Evidence is mounting that the deadly attack on the U.S. Consulate in Libya was planned by terrorists, and not solely a result of mob violence, as first suspected.
“The idea that this was just a protest gone wrong, that this was a grassroots angry mob that overran this facility—that seems less and less likely,” msnbc’s Rachel Maddow reported on Thursday.
Initially, officials believed that an anti-Muslim film made by a California man had inspired the rioting in Benghazi, Libya. But it now seems that, though the riot was real, terrorists used the riot as cover to launch their own attack on the U.S. Consulate.
On Thursday’s The Rachel Maddow Show, Maddow outlined some of the evidence suggesting that some of the bloodshed was planned by extremists, with outrage over the film serving only as a pretext.

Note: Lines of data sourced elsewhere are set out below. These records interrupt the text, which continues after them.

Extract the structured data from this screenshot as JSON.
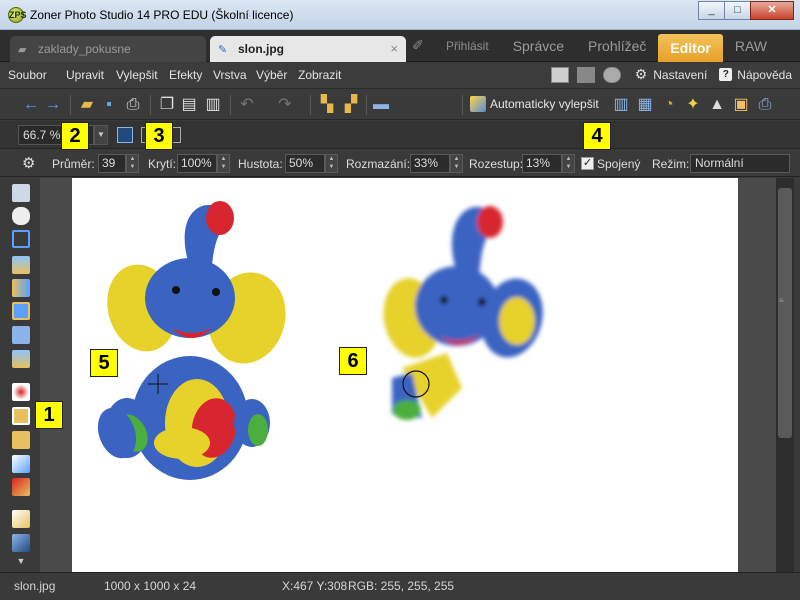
{
  "window": {
    "title": "Zoner Photo Studio 14 PRO EDU (Školní licence)",
    "app_icon": "ZPS"
  },
  "tabs": {
    "doc_inactive": "zaklady_pokusne",
    "doc_active": "slon.jpg",
    "close_glyph": "×",
    "login": "Přihlásit",
    "modules": [
      "Správce",
      "Prohlížeč",
      "Editor",
      "RAW"
    ],
    "active_module": "Editor"
  },
  "menu": {
    "items": [
      "Soubor",
      "Upravit",
      "Vylepšit",
      "Efekty",
      "Vrstva",
      "Výběr",
      "Zobrazit"
    ],
    "settings": "Nastavení",
    "help": "Nápověda"
  },
  "toolbar": {
    "auto_enhance": "Automaticky vylepšit"
  },
  "zoom": {
    "value": "66.7 %"
  },
  "props": {
    "diameter_label": "Průměr:",
    "diameter_value": "39",
    "coverage_label": "Krytí:",
    "coverage_value": "100%",
    "density_label": "Hustota:",
    "density_value": "50%",
    "blur_label": "Rozmazání:",
    "blur_value": "33%",
    "spacing_label": "Rozestup:",
    "spacing_value": "13%",
    "connected_label": "Spojený",
    "connected_checked": true,
    "mode_label": "Režim:",
    "mode_value": "Normální"
  },
  "status": {
    "filename": "slon.jpg",
    "dimensions": "1000 x 1000 x 24",
    "coords": "X:467 Y:308",
    "rgb": "RGB: 255, 255, 255"
  },
  "callouts": [
    "1",
    "2",
    "3",
    "4",
    "5",
    "6"
  ],
  "colors": {
    "accent": "#e7a02a",
    "callout": "#ffff00",
    "elephant_blue": "#3b64c2",
    "elephant_yellow": "#e6d22b",
    "trunk_red": "#d7262f",
    "foot_green": "#4cae3e"
  }
}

For example, all the way back in 2008, U.S. Ambassador to Libya Christopher Stevens—who was killed Tuesday—warned about growing jihadist sentiment in Derna, which is near Benghazi. Derna, he said, was becoming a new hub for terrorist training.

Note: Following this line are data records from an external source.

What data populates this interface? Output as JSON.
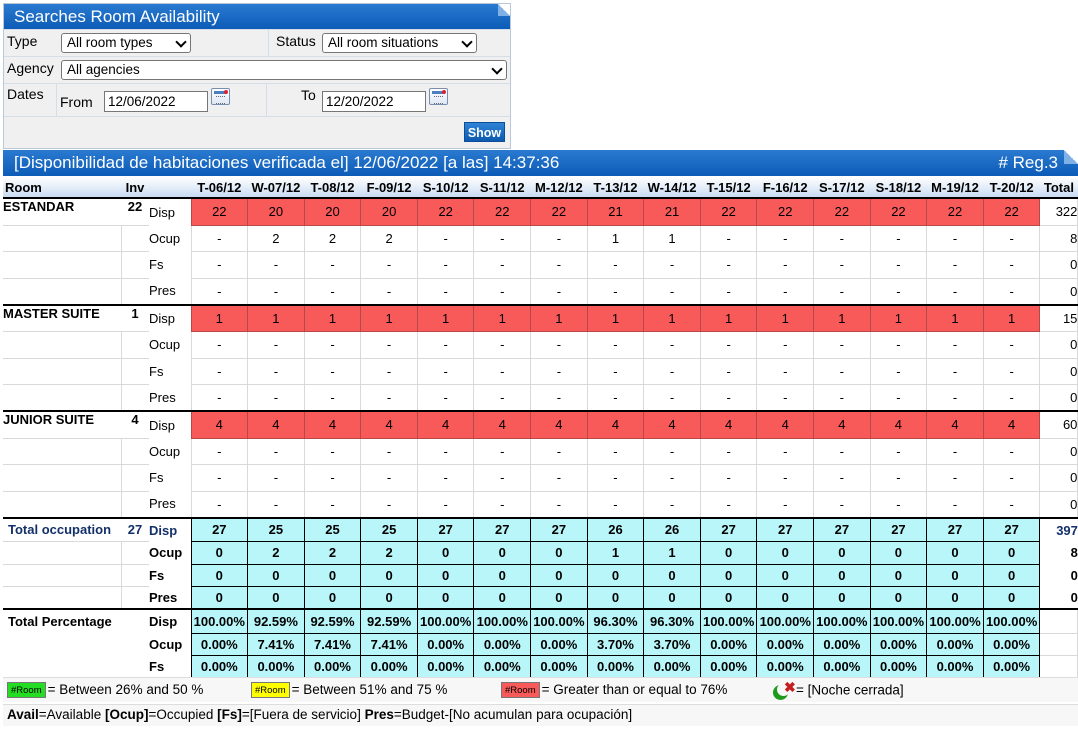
{
  "panel": {
    "title": "Searches Room Availability",
    "type_label": "Type",
    "type_value": "All room types",
    "status_label": "Status",
    "status_value": "All room situations",
    "agency_label": "Agency",
    "agency_value": "All agencies",
    "dates_label": "Dates",
    "from_label": "From",
    "from_value": "12/06/2022",
    "to_label": "To",
    "to_value": "12/20/2022",
    "show_button": "Show",
    "calendar_icon": "calendar-icon"
  },
  "results": {
    "title": "[Disponibilidad de habitaciones verificada el] 12/06/2022 [a las] 14:37:36",
    "reg": "# Reg.3",
    "columns": {
      "room": "Room",
      "inv": "Inv",
      "total": "Total",
      "dates": [
        "T-06/12",
        "W-07/12",
        "T-08/12",
        "F-09/12",
        "S-10/12",
        "S-11/12",
        "M-12/12",
        "T-13/12",
        "W-14/12",
        "T-15/12",
        "F-16/12",
        "S-17/12",
        "S-18/12",
        "M-19/12",
        "T-20/12"
      ]
    },
    "rooms": [
      {
        "name": "ESTANDAR",
        "inv": "22",
        "rows": [
          {
            "label": "Disp",
            "values": [
              "22",
              "20",
              "20",
              "20",
              "22",
              "22",
              "22",
              "21",
              "21",
              "22",
              "22",
              "22",
              "22",
              "22",
              "22"
            ],
            "total": "322"
          },
          {
            "label": "Ocup",
            "values": [
              "-",
              "2",
              "2",
              "2",
              "-",
              "-",
              "-",
              "1",
              "1",
              "-",
              "-",
              "-",
              "-",
              "-",
              "-"
            ],
            "total": "8"
          },
          {
            "label": "Fs",
            "values": [
              "-",
              "-",
              "-",
              "-",
              "-",
              "-",
              "-",
              "-",
              "-",
              "-",
              "-",
              "-",
              "-",
              "-",
              "-"
            ],
            "total": "0"
          },
          {
            "label": "Pres",
            "values": [
              "-",
              "-",
              "-",
              "-",
              "-",
              "-",
              "-",
              "-",
              "-",
              "-",
              "-",
              "-",
              "-",
              "-",
              "-"
            ],
            "total": "0"
          }
        ]
      },
      {
        "name": "MASTER SUITE",
        "inv": "1",
        "rows": [
          {
            "label": "Disp",
            "values": [
              "1",
              "1",
              "1",
              "1",
              "1",
              "1",
              "1",
              "1",
              "1",
              "1",
              "1",
              "1",
              "1",
              "1",
              "1"
            ],
            "total": "15"
          },
          {
            "label": "Ocup",
            "values": [
              "-",
              "-",
              "-",
              "-",
              "-",
              "-",
              "-",
              "-",
              "-",
              "-",
              "-",
              "-",
              "-",
              "-",
              "-"
            ],
            "total": "0"
          },
          {
            "label": "Fs",
            "values": [
              "-",
              "-",
              "-",
              "-",
              "-",
              "-",
              "-",
              "-",
              "-",
              "-",
              "-",
              "-",
              "-",
              "-",
              "-"
            ],
            "total": "0"
          },
          {
            "label": "Pres",
            "values": [
              "-",
              "-",
              "-",
              "-",
              "-",
              "-",
              "-",
              "-",
              "-",
              "-",
              "-",
              "-",
              "-",
              "-",
              "-"
            ],
            "total": "0"
          }
        ]
      },
      {
        "name": "JUNIOR SUITE",
        "inv": "4",
        "rows": [
          {
            "label": "Disp",
            "values": [
              "4",
              "4",
              "4",
              "4",
              "4",
              "4",
              "4",
              "4",
              "4",
              "4",
              "4",
              "4",
              "4",
              "4",
              "4"
            ],
            "total": "60"
          },
          {
            "label": "Ocup",
            "values": [
              "-",
              "-",
              "-",
              "-",
              "-",
              "-",
              "-",
              "-",
              "-",
              "-",
              "-",
              "-",
              "-",
              "-",
              "-"
            ],
            "total": "0"
          },
          {
            "label": "Fs",
            "values": [
              "-",
              "-",
              "-",
              "-",
              "-",
              "-",
              "-",
              "-",
              "-",
              "-",
              "-",
              "-",
              "-",
              "-",
              "-"
            ],
            "total": "0"
          },
          {
            "label": "Pres",
            "values": [
              "-",
              "-",
              "-",
              "-",
              "-",
              "-",
              "-",
              "-",
              "-",
              "-",
              "-",
              "-",
              "-",
              "-",
              "-"
            ],
            "total": "0"
          }
        ]
      }
    ],
    "total_occupation": {
      "label": "Total occupation",
      "inv": "27",
      "rows": [
        {
          "label": "Disp",
          "values": [
            "27",
            "25",
            "25",
            "25",
            "27",
            "27",
            "27",
            "26",
            "26",
            "27",
            "27",
            "27",
            "27",
            "27",
            "27"
          ],
          "total": "397"
        },
        {
          "label": "Ocup",
          "values": [
            "0",
            "2",
            "2",
            "2",
            "0",
            "0",
            "0",
            "1",
            "1",
            "0",
            "0",
            "0",
            "0",
            "0",
            "0"
          ],
          "total": "8"
        },
        {
          "label": "Fs",
          "values": [
            "0",
            "0",
            "0",
            "0",
            "0",
            "0",
            "0",
            "0",
            "0",
            "0",
            "0",
            "0",
            "0",
            "0",
            "0"
          ],
          "total": "0"
        },
        {
          "label": "Pres",
          "values": [
            "0",
            "0",
            "0",
            "0",
            "0",
            "0",
            "0",
            "0",
            "0",
            "0",
            "0",
            "0",
            "0",
            "0",
            "0"
          ],
          "total": "0"
        }
      ]
    },
    "total_percentage": {
      "label": "Total Percentage",
      "rows": [
        {
          "label": "Disp",
          "values": [
            "100.00%",
            "92.59%",
            "92.59%",
            "92.59%",
            "100.00%",
            "100.00%",
            "100.00%",
            "96.30%",
            "96.30%",
            "100.00%",
            "100.00%",
            "100.00%",
            "100.00%",
            "100.00%",
            "100.00%"
          ]
        },
        {
          "label": "Ocup",
          "values": [
            "0.00%",
            "7.41%",
            "7.41%",
            "7.41%",
            "0.00%",
            "0.00%",
            "0.00%",
            "3.70%",
            "3.70%",
            "0.00%",
            "0.00%",
            "0.00%",
            "0.00%",
            "0.00%",
            "0.00%"
          ]
        },
        {
          "label": "Fs",
          "values": [
            "0.00%",
            "0.00%",
            "0.00%",
            "0.00%",
            "0.00%",
            "0.00%",
            "0.00%",
            "0.00%",
            "0.00%",
            "0.00%",
            "0.00%",
            "0.00%",
            "0.00%",
            "0.00%",
            "0.00%"
          ]
        }
      ]
    }
  },
  "legend": {
    "green_chip": "#Room",
    "green_text": "= Between 26% and 50 %",
    "yellow_chip": "#Room",
    "yellow_text": "= Between 51% and 75 %",
    "red_chip": "#Room",
    "red_text": "= Greater than or equal to 76%",
    "night_icon": "closed-night-icon",
    "night_text": "= [Noche cerrada]"
  },
  "footer": {
    "k1": "Avail",
    "t1": "=Available ",
    "k2": "[Ocup]",
    "t2": "=Occupied ",
    "k3": "[Fs]",
    "t3": "=[Fuera de servicio] ",
    "k4": "Pres",
    "t4": "=Budget-[No acumulan para ocupación]"
  },
  "colors": {
    "header_blue": "#0c5cb8",
    "avail_red": "#f85a5a",
    "total_cyan": "#b9f6f9",
    "green_chip": "#22dd22",
    "yellow_chip": "#ffff00",
    "red_chip": "#f85a5a"
  }
}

Furthermore, on May 22 of this year, a rocket-propelled grenade hit the offices of the International Committee of the Red Cross in Benghazi. The attackers filmed the entire assault, and repeatedly referred to Al-Qaeda. A group demanding the release of Omar Abdul Rahman, currently jailed in North Carolina in connection with the 1993 World Trade Center bombing, claimed responsibility for the attack. Stevens was also killed by a rocket in the attack on the consulate—not the sort of artillery any random rioter is likely to be carrying.